Silakan itu dilakukan kalau BMI menghelat syawalan di tengah hutan Kalimantan. Tapi ini diadakan di tengah perkampungan. Aku berani bertaruh nama BMI pasti tercoreng seketika di kalangan penduduk sekitaran bumi perkemahan. Orang-orang tentu bertanya-tanya, “magrib-magrib kok iseh rame wae nyetel lagu banter-banter, sopo to kui?” “BMI-ne PDI Perjuangan, mbah”… see?
Bagiku, hal ini menunjukkan kalau orang-orang yang hadir di acara tadi tak punya kepekaan terhadap lingkungan. Semua orang pasti tahu kalau sudah mulai masuk waktu maghrib. Itulah gunanya arloji, dude… Dan matahari pun terbenam, lighting meredup drastis semacam itu cuma terjadi di kala magrib setahuku. Kalaupun di ruangan itu tak ada yang berkepentingan dengan waktu sholat magrib, sadarlah kalau penduduk setempat pasti ada yang berkepentingan. Perkampungan seramai ini tak mungkin hanya dihuni oleh masyarakat homogen, toh?
Mungkin hal-hal semacam ini bisa dibilang sangat sederhana. Sepele. Gak penting. Tapi di mataku, yang ecek-ecek ini justru memegang peranan besar. Teringat analogi golongan darah dalam kuliah Opini Publik, hanya butuh setetes darah untuk mengetahui apa golongan darah yang mengalir di seluruh tubuh. Jangan-jangan contoh kecil ini merepresentasikan sifat asli BMI seluruhnya? Tak peka? Just guessing…

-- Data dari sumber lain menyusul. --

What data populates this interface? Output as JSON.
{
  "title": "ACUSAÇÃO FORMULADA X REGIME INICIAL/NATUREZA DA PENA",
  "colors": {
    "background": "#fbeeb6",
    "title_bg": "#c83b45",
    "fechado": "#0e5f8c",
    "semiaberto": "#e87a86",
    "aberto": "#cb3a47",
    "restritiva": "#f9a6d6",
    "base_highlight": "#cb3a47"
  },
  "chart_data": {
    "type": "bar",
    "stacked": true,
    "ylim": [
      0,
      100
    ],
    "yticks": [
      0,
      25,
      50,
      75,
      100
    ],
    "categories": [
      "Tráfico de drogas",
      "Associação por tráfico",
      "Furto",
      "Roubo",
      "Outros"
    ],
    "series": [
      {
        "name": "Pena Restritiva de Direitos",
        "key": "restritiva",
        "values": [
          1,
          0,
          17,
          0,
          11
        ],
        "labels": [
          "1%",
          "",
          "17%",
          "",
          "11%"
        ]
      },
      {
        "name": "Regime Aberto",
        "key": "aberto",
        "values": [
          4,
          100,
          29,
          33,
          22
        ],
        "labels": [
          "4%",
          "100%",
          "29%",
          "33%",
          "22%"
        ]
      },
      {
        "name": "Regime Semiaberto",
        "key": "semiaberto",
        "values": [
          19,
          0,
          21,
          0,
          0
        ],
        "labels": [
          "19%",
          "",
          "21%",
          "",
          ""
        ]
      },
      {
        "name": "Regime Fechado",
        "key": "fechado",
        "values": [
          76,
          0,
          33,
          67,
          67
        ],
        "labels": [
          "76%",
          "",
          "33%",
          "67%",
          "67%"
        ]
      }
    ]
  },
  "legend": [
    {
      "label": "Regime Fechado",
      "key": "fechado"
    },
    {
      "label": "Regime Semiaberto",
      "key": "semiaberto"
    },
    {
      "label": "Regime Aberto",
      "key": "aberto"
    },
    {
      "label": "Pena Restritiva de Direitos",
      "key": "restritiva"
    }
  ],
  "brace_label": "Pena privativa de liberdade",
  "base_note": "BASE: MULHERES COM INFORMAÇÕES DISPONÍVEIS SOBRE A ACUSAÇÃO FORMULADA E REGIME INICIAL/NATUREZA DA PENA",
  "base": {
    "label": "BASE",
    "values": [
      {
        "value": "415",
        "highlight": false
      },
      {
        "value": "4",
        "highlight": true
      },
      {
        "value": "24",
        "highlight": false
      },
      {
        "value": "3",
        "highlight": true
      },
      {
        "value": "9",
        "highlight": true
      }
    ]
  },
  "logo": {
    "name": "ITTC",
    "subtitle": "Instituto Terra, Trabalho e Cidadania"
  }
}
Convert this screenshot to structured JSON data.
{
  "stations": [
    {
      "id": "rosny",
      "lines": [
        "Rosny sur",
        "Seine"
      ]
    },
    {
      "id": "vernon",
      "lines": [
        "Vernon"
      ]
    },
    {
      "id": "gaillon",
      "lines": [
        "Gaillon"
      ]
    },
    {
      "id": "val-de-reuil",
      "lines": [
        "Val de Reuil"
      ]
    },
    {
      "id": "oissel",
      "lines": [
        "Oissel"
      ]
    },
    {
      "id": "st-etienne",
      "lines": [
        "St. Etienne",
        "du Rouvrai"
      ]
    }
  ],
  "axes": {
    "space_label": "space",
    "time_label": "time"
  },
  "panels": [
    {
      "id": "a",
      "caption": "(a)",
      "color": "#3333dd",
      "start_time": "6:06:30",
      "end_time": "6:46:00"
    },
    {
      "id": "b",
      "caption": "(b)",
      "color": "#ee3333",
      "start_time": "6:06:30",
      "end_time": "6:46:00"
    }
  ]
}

Dan satu lagi, ketidakpekaan tersebut sama sekali bukan cara untuk membentuk citra yang baik. Hal ini sudah terjadi padaku yang sukses menorehkan cap “kurang beradab” pada BMI gara-gara hal kecil tadi. Bayangkan saja kalau di sekitar Babarsari ada seratus ribu orang (seperti) aku. Bukankah dunia politik menganggap citra sebagai Tuhan? Mati sajalah kalau tak bisa membentuk citra baik di masyarakat, bagaimana mungkin bisa dapat dukungan?